I graduated from Tufts University in 2016 with a bachelor’s in cognitive science and philosophy. In 2017-2018, I earned a graduate diploma and master’s in economics from the University of Cambridge. Currently, I’m a third-year PhD candidate at the Wharton School of Business. My goal is to improve the rigor and applicability of behavioral science using machine learning.
Machine learning and methods. My research on machine learning methods aims to solve a fundamental problem: Behavioral scientists favor simple linear models which are easy to interpret but inaccurate in predicting real-world behavior. Complex machine learning models accurately predict behavior but are difficult to interpret. To address this problem, I created Generalized Shapley Additive Explanations (G-SHAP); a technique in explainable artificial intellgience. G-SHAP allows behavioral scientists to gain theoretical insight from complex models which accurately predict behavior.
Cyborg forecasting. There are two ways to predict the future: expert human judgment and statistical/machine learning models. Human judgment can answer complex questions, but is mired by heuristics and biases. Models are highly accurate, but require well-defined questions and large datasets. My long-term research goal is to create human-computer ‘cyborg’ forecasting systems which combine the best in human expertise with the best in machine learning to predict critical geopolitical events.

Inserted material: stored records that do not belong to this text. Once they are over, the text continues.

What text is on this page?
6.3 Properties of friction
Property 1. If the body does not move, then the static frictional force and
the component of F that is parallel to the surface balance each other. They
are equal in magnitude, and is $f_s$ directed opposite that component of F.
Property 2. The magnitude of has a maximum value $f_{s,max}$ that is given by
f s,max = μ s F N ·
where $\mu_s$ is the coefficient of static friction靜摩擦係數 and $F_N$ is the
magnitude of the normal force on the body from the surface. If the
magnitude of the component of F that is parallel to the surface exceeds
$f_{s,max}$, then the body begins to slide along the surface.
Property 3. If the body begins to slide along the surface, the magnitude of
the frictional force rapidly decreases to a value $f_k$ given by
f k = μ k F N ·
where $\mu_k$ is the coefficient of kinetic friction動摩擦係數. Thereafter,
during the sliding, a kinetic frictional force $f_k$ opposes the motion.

In 2020, I released an alpha version of hemlock, a python package which aspires to be the most powerful and flexible way to create studies, with applications in marketing and behavioral science research.
I had the idea for cyborg forecasting systems in the first year of my PhD. But even if I built a machine learning tool to interface with human experts, I realized I would have no way to test it in a behavioral study. To solve this problem, I spent every evening and weekend during the first two years of my PhD building a powerful survey creation software. One of hemlock’s defining features is its ability to run interactive machine learning algorithms in real time during behavioral studies.
Effective altruism. Find out how to do the most good, then do it. I believe ensuring humanity has a future is the most significant challenge of our time. I plan to use cyborg forecasting systems to predict and preempt existential catastrophes.
Solving problems is more important than understanding them. Theory is intrinsically interesting and instrumentally important. Fundamentally, what matters is making the world safer and better. Theory is important insofar as it contributes to solving problems. But theory isn’t always necessary. It’s possible to understand that a solution works before understanding why it works.
Full stack academic. Papers are not the end product. Solutions are. I believe the gap between academic discovery and implementation is too large. My aim is to either partner with practitioners to make sure my work is used, or level up to become a full stack academic: taking a concept from hypothesis to deliverable.
A good tool makes simple things easy and complex things possible. Simple is better than complex, but complex is increasingly necessary. To facilitate work at every level, we need tools that allow us to execute simple tasks easily while granting us the power and flexibility to pursue complex ideas. This is the philosophy powering hemlock.
Technical sophistocation is necessary for scientific progress. Every scientific field has become and continues to become more technically sophisticated. Behavioral science is no exception. The low-hanging fruit has been picked - new biases are no longer waiting to be discovered around every corner - and technically sophisticated methods are necessary for the field to progress.
The only thing that matters is what you create. Your accolades and alma mater aren’t going to change the world. The only thing that matters is what you create, whether it’s an invention, a software package, a paper, or a work of art. You can even create an inspiring idea or a lifelong friendship. Forget the scholarships, the prestige, and the medals. Those will come. Learn the skills you need to create something extraordinary, then make it.
Have a vision. Strive for direction and coherence in your work. Everything you do should aim at a single high-level goal. Dedicate time to constructing, clarifying, and reevaluating that goal. Learn the skills and acquire the tools you need to pursue your vision - even if you have to invent the tools yourself. Once you have your vision, allow yourself to modify it, but don’t allow yourself to give up on it.